19 maggio 2024
At 2,1-11 Sal 103 Gal 5,16-25 Gv 15,26-27; 16,12-15
IL DONO DI COMPRENDERSI
Con la solennità della Pentecoste terminiamo il Tempo Pasquale e rientriamo nel Tempo liturgico Ordinario. Dovremmo abituarci a considerare tutto l’anno liturgico come un tempo pentecostale: in ogni celebrazione, anche la più feriale, noi facciamo memoria non solo della morte e risurrezione del Signore, ma anche dell’invio dello Spirito Santo che fa nuova la vita dei credenti e rinnova la faccia della terra…

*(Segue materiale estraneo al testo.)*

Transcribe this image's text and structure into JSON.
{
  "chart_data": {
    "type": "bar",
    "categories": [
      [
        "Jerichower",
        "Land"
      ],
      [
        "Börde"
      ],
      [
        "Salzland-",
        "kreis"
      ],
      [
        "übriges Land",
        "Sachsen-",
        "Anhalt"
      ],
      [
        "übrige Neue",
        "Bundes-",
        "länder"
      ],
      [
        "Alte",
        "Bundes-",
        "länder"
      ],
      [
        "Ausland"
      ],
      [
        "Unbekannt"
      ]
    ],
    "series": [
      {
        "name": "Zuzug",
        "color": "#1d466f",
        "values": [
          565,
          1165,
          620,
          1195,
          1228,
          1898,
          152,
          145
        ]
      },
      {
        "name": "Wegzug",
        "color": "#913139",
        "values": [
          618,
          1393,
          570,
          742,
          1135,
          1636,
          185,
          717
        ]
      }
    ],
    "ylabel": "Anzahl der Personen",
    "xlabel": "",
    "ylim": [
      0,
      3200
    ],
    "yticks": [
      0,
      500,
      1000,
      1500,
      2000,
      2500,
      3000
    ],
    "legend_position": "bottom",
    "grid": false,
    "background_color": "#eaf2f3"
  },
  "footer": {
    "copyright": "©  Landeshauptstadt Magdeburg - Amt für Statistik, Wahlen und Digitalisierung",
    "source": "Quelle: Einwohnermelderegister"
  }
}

Gesù stesso promise il dono dello Spirito, che nel Vangelo odierno è designato come Paraclito: chiamato accanto. Nella lingua greca indicava l’avvocato chiamato a stare vicino all’imputato durante il processo. Nel Nuovo Testamento il Paraclito indica colui che combatte per noi per farci vincere la lotta fra il bene ed il male, quand’essa diviene difficile. Questa è proprio l’azione specifica dello Spirito Paraclito o Consolatore: ha un compito di accudimento, non ci lascia soli, si prende cura di noi, incoraggiandoci e sospingendoci a proseguire nonostante le difficoltà, senza arretrare.
Legata allo Spirito è anche la capacità di comunicare. Gli Atti degli Apostoli oggi ci testimoniano l’impressionante miracolo degli Apostoli che predicando ad una folla cosmopolita, proveniente da molte nazioni diverse, riuscirono a farsi comprendere perfettamente. Il miracolo rinvia all’episodio della torre di Babele quando l’umanità che, fino a quel momento aveva parlato una sola lingua, si trova immersa improvvisamente in una babele di lingue non più in contatto fra di loro, a causa della loro arrogante scalata al cielo. Anche nella nostra esperienza quotidiana ci accorgiamo come la comunicazione funzioni solo lì dove c’è l’impegno ad essere umili e senza arroganza sia da parte di chi si esprime (con chiarezza, rispetto e misura) sia da quella di chi ascolta con attenzione, rispetto e silenzio.
Questo è molto facilitato dalla condivisione d’uno stesso progetto: negli Atti, prima del miracolo delle lingue i discepoli stavano tutti insieme nello stesso luogo, condividevano, cioè, uno stesso sogno ed uno stesso ideale ed erano un cuor solo ed un’anima sola. Perché si crei vera comunicazione occorre essere accomunati da medesimi obiettivi: quando la comunicazione non passa, dovremmo chiederci se per caso siamo dispersi e se non abitiamo in luoghi dell’anima diversi. Sappiamo comunicare con qualcuno nella misura in cui lo amiamo e, viceversa, lo amiamo nella misura in cui ci sentiamo impegnati a comunicare realmente con lui. Non c’è comunicazione senza impegno, non c’è impegno senza amore. Quante volte noi non riusciamo a capirci nemmeno nelle nostre case: forse con maggiore disponibilità ed apertura ci sarebbe anche meno incomprensione.
Se per Israele la Pentecoste era il memoriale del dono della Legge sul Sinai, nella Chiesa del Nuovo Testamento diventa piuttosto la festa della Nuova Legge che abita il cuore del credente: quella dell’amore. Il vento ed il fuoco che avevano caratterizzato la teofania del Sinai caratterizzano oramai il dono della carità e dell’agape che crea cuori nuovi, ed apre ad una nuova vita in comune i discepoli del Signore morto e risorto per noi.
La presenza dello Spirito Santo nel cuore del credente gli annuncia e ricorda quello che Gesù ha insegnato intensificando la comunione con Lui. Dio stesso ha creato l’uomo capace di ricevere lo Spirito. Non a caso nelle scritture la medesima parola spirito (in greco pneuma, in ebraico ruah) viene attribuita sia a Dio che all’uomo. È dunque una presenza che crea relazione, armonia, unione fra Dio e l’umanità, è luogo e spazio dell’Alleanza di Dio con l’uomo, luogo e spazio di una comunione costitutiva che non potrà mai essere sciolta né perduta.
Domande per continuare la riflessione
- Come affronto le difficoltà di comunicazione con gli altri?
- Quella dell'amore reciproco è davvero la legge della mia vita?